After returning the test, the Scottish Bowel Screening Centre will send you the results within 2 weeks.

You will receive 1 of 2 results:

  • no further investigation needed
  • further investigation needed

If you haven’t received your test results after 2 weeks, please contact the Scottish Bowel Screening Centre.

No further investigation needed

If you’re told that there’s no further investigation needed, your results have not shown any signs of bowel cancer.

Because the test can miss certain cancers, and changes can happen between screening tests, it’s important that you:

  • repeat the screening test every 2 years
  • never ignore the symptoms of bowel cancer, like blood in your poo, a change in bowel habits and abdominal (tummy) pain
Further investigation needed

If the amount of blood found in your poo sample is above the normal screening limit, you’ll be referred for an outpatient hospital appointment called a colonoscopy.

A colonoscopy is an examination of the bowel using a thin, flexible tube with a camera on the end. It’s the most effective way of looking for the cause of bleeding.

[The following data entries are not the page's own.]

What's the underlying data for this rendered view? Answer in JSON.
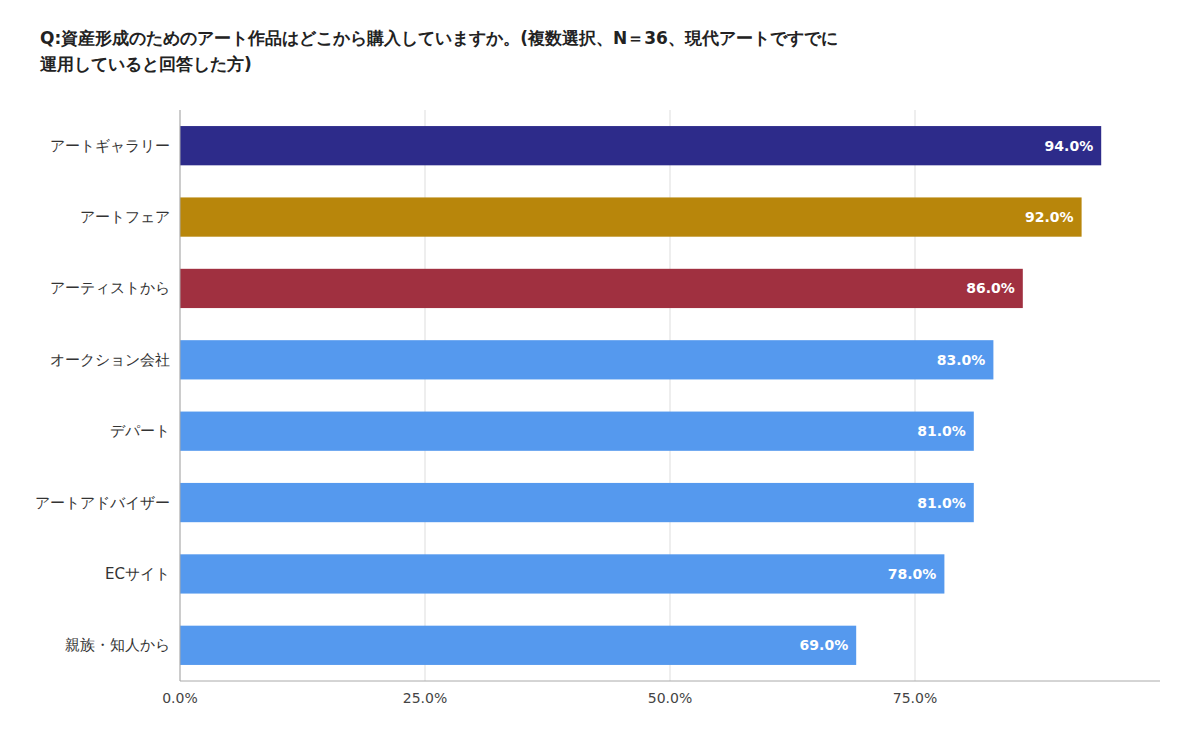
{
  "chart_data": {
    "type": "bar",
    "orientation": "horizontal",
    "title": "Q:資産形成のためのアート作品はどこから購入していますか。(複数選択、N＝36、現代アートですでに\n運用していると回答した方)",
    "categories": [
      "アートギャラリー",
      "アートフェア",
      "アーティストから",
      "オークション会社",
      "デパート",
      "アートアドバイザー",
      "ECサイト",
      "親族・知人から"
    ],
    "values": [
      94.0,
      92.0,
      86.0,
      83.0,
      81.0,
      81.0,
      78.0,
      69.0
    ],
    "value_labels": [
      "94.0%",
      "92.0%",
      "86.0%",
      "83.0%",
      "81.0%",
      "81.0%",
      "78.0%",
      "69.0%"
    ],
    "colors": [
      "#2d2b8a",
      "#b8860b",
      "#a03040",
      "#5599ee",
      "#5599ee",
      "#5599ee",
      "#5599ee",
      "#5599ee"
    ],
    "xlim": [
      0,
      100
    ],
    "xticks": [
      {
        "value": 0,
        "label": "0.0%"
      },
      {
        "value": 25.0,
        "label": "25.0%"
      },
      {
        "value": 50.0,
        "label": "50.0%"
      },
      {
        "value": 75.0,
        "label": "75.0%"
      }
    ],
    "grid": true,
    "data_labels": true
  }
}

A colonoscopy takes about half an hour and will require an outpatient appointment, so you shouldn’t need to stay in hospital for more than a few hours.

Before coming to the hospital you’ll need to empty your bowel. You’ll be given clear instructions about how to do this before your appointment.

If you’re invited for a colonoscopy, you’ll receive information about the benefits and risks of the procedure before your appointment.

After your colonoscopy, a health professional will tell you the results and explain any findings to you before you leave.

For every 500 people who take the test, only 10 will need to go for further investigation. Of these 10, only one will have bowel cancer.